Rank	Feature	Importance
1	age_at_draft	0.142
2	bpm	0.098
3	ft_pct	0.087
4	wingspan_ratio	0.072
5	conf_adj_pts	0.068
6	ast_ratio	0.055
7	athletic_composite	0.052
8	usage_rate	0.048
9	ts_pct	0.045
10	standing_reach	0.042
11	games_played	0.038
12	stl_per_100	0.035
13	max_vertical	0.032
14	tov_ratio	0.028
15	three_pt_pct	0.025

Key Insights

Age dominates: Younger producers are significantly more likely to succeed
FT% matters more than 3PT%: Free throw shooting is a better predictor of NBA shooting
Length (wingspan ratio) is crucial: Physical tools matter beyond just athleticism
Playmaking indicators: Assist ratio predicts beyond just points

Part 6: Model Interpretation

SHAP Analysis

For a specific prediction (Zion Williamson, 2019):

Feature	Value	SHAP Contribution
age_at_draft	18.8	+0.18
bpm	+12.2	+0.22
wingspan_ratio	1.04	+0.08
athletic_composite	95th pct	+0.12
ft_pct	64.0%	-0.15
conference	SEC (1.04)	+0.05

Prediction: 85% probability of starter, 42% probability of All-Star

Actual outcome: All-Star (model correctly identified high upside)

Partial Dependence

Key relationships discovered: - Age effect is strongly non-linear (drops sharply after 21) - FT% has threshold effect (below 70% is red flag) - BPM effect is approximately linear - Wingspan ratio has minimum threshold (~1.03)

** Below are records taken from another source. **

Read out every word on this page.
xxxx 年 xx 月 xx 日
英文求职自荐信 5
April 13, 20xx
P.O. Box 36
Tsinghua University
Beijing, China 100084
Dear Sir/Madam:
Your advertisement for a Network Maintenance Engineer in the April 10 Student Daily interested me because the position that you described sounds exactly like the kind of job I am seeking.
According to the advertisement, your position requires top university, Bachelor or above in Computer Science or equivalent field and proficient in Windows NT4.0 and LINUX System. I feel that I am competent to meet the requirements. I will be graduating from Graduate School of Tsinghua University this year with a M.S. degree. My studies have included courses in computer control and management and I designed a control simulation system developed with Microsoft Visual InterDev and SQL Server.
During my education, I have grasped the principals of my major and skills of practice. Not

Part 7: Deployment Considerations

Model Card

Model: GradientBoostingClassifier for NBA Draft Success Prediction Version: 1.0 Training Data: NCAA players drafted 2005-2018 Features: 42 (college stats, physical measurements, derived features) Outputs: Starter probability, tier prediction, projected Win Shares Limitations: International players excluded, recent rule changes may affect validity Fairness: Tested for bias across conferences (none detected) Update Schedule: Retrain annually with new outcomes

Production Pipeline

class DraftPredictionPipeline:
    def __init__(self, model_path):
        self.model = load_model(model_path)
        self.scaler = load_scaler(model_path)
        self.feature_pipeline = self._setup_feature_pipeline()

    def predict(self, prospect_data):
        # Feature engineering
        features = self.feature_pipeline.transform(prospect_data)

        # Scale
        features_scaled = self.scaler.transform(features)

        # Predict
        starter_prob = self.model.predict_proba(features_scaled)[0, 1]
        tier_pred = self.tier_model.predict(features_scaled)[0]
        ws_pred = self.regression_model.predict(features_scaled)[0]

        # Confidence interval
        ws_lower = ws_pred - 1.96 * self.model_std_error
        ws_upper = ws_pred + 1.96 * self.model_std_error

        return {
            'starter_probability': starter_prob,
            'predicted_tier': tier_pred,
            'projected_win_shares': ws_pred,
            'ws_confidence_interval': (ws_lower, ws_upper)
        }

Part 8: Lessons Learned

What Worked

Age as dominant feature: Confirmed conventional wisdom with data
FT% over 3PT%: Better predictor of NBA shooting
Conference adjustment: Essential for fair comparison
Gradient boosting: Handled non-linear relationships well

What Didn't Work

Personality/character features: Couldn't reliably quantify
Injury history: Insufficient data
Team context: Hard to isolate individual contribution

Recommendations

Use model as starting point, not final answer
Weight human scouting for non-quantifiable traits
Update model as more tracking data becomes available
Account for uncertainty in all predictions

Conclusion

A gradient boosting model can meaningfully predict draft success, achieving 78% AUC-ROC on held-out draft classes. Key predictive features include age, production metrics, and physical measurements. However, the model should complement rather than replace traditional scouting, particularly for assessing intangible qualities the data cannot capture.

Exercises

Exercise 1

Implement the model and reproduce results on the 2019-2020 test set. Calculate all metrics.

Exercise 2

Add tracking data features (if available) and measure improvement.

Exercise 3

Build a "bust probability" model specifically and evaluate against draft position.

Exercise 4

Create an interactive tool that shows SHAP contributions for any prospect.